Buying your first house can be a pretty stressful experience. Making such a large purchase is an exciting step into adulthood, but taking on the debt and responsibility of home ownership can come with a lot of emotional pressure, especially if, like most first time buyers, you have to settle for a house that is not exactly fresh off the assembly line. But there is a way to lift some of the burden off your shoulders and secure your property and its contents against unlikely (but not unforeseen) damage from natural disasters, fire, and even theft. By purchasing home insurance you can rest easy, knowing that your investment is safe from loss (along with your other assets); but you need to find the right company and the right plan. Here are just a few things to consider before you jump into a policy.

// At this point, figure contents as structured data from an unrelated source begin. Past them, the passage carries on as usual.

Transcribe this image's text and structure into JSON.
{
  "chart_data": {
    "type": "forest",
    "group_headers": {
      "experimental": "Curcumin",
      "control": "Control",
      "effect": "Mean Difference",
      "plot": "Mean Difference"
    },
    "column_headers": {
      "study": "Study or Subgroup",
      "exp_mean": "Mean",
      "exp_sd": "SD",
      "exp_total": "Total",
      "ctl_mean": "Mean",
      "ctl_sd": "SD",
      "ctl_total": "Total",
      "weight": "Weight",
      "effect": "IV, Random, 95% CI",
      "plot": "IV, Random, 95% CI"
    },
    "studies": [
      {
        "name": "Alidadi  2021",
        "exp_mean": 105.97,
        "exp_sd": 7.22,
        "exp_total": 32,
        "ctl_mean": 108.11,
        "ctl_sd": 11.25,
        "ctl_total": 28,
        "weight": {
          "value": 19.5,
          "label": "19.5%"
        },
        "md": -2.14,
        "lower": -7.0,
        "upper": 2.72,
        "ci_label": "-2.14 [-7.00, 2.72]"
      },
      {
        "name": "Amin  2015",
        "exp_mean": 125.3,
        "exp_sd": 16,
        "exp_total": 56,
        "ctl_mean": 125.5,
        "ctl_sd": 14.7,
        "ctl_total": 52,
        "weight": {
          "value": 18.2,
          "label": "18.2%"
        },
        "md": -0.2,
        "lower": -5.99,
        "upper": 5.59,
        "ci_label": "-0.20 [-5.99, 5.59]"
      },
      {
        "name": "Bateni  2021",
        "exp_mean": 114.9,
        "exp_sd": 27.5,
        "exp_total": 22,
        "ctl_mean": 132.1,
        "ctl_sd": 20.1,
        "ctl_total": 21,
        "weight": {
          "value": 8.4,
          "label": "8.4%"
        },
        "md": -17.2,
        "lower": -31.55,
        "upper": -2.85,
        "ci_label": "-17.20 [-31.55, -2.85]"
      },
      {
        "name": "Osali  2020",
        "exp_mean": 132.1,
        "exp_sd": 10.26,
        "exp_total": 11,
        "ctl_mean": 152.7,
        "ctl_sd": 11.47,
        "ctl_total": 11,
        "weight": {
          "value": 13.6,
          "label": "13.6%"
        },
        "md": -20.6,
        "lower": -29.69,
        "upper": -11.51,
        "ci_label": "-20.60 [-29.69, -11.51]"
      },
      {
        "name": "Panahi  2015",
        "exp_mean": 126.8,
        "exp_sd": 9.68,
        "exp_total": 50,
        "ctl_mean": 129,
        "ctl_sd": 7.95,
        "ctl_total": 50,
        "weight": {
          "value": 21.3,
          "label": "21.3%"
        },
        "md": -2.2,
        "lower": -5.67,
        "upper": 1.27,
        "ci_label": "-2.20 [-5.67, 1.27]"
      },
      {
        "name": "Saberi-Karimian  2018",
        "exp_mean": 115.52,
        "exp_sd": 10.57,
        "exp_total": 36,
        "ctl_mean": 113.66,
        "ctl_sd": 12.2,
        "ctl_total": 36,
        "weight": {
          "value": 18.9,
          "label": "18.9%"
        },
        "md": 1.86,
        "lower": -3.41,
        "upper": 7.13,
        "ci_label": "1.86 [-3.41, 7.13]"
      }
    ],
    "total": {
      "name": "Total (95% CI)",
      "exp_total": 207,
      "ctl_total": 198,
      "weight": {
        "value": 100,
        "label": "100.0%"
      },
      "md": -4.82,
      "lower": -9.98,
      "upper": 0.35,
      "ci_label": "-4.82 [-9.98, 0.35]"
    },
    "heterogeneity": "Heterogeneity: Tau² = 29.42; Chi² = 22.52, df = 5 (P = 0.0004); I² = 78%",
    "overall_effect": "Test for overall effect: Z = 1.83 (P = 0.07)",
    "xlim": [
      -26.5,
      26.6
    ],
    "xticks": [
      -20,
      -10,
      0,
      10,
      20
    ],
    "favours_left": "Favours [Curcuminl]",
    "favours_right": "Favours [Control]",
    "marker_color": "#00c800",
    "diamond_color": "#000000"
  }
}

- Shop companies. Before you even start looking at homes, you should be scouting insurance companies. Once you find the home of your dreams, you’re going to need to secure an insurance policy in order to buy it; most lenders won’t advance you the funds for such a large purchase without some guarantee that they’re going to be paid should it burn to the ground, for example. So you need to at least narrow down the list to a few insurers that you’re interested in. It’s just good preparation.
- Make a checklist. In order to get home insurance quotes from various companies, you’re going to have to come prepared with certain information (otherwise how can they give you an accurate quote?). So when you start looking at homes, think about jotting down some of the following information to provide to potential insurers: year built, square footage, location, age and type of roof, plumbing, and electrical, and number (if any) of insurance claims filed in the past. If this information isn’t listed in any paperwork, simply ask the realtor. A full assessment of the property will come before you sign the paperwork, but any of these things could make a difference in the cost of your policy (and your desire to purchase the home).
- Understand options for payment. Like most types of insurance (you may be familiar with automobile), there are many options that could change the price of your policy. The type of insurance you select (coverage) along with the deductible you choose can have a dramatic effect on your monthly payments.
- Types of insurance. While you’re paying off the bank loan you will likely have to opt for a fairly bulky insurance policy that will likely include both property (should damage come to your home/land) and liability (should others be injured on the premises). You may also need to obtain additional coverage for natural disasters common to your area (such as fire, flooding, earthquake, and so on, although some companies may include these in the blanket policy). You should ask them to spell out not only what is covered, but what you could include if you expanded the policy (so you know what isn’t covered).
- Ask about discounts. Most companies offer reduced rates for homes that have an alarm system while some will give rebates if the home is near a fire station, you are over a certain age (say, 50), or you hold multiple policies. There may be other potential discounts, as well, but you’ll never know unless you ask.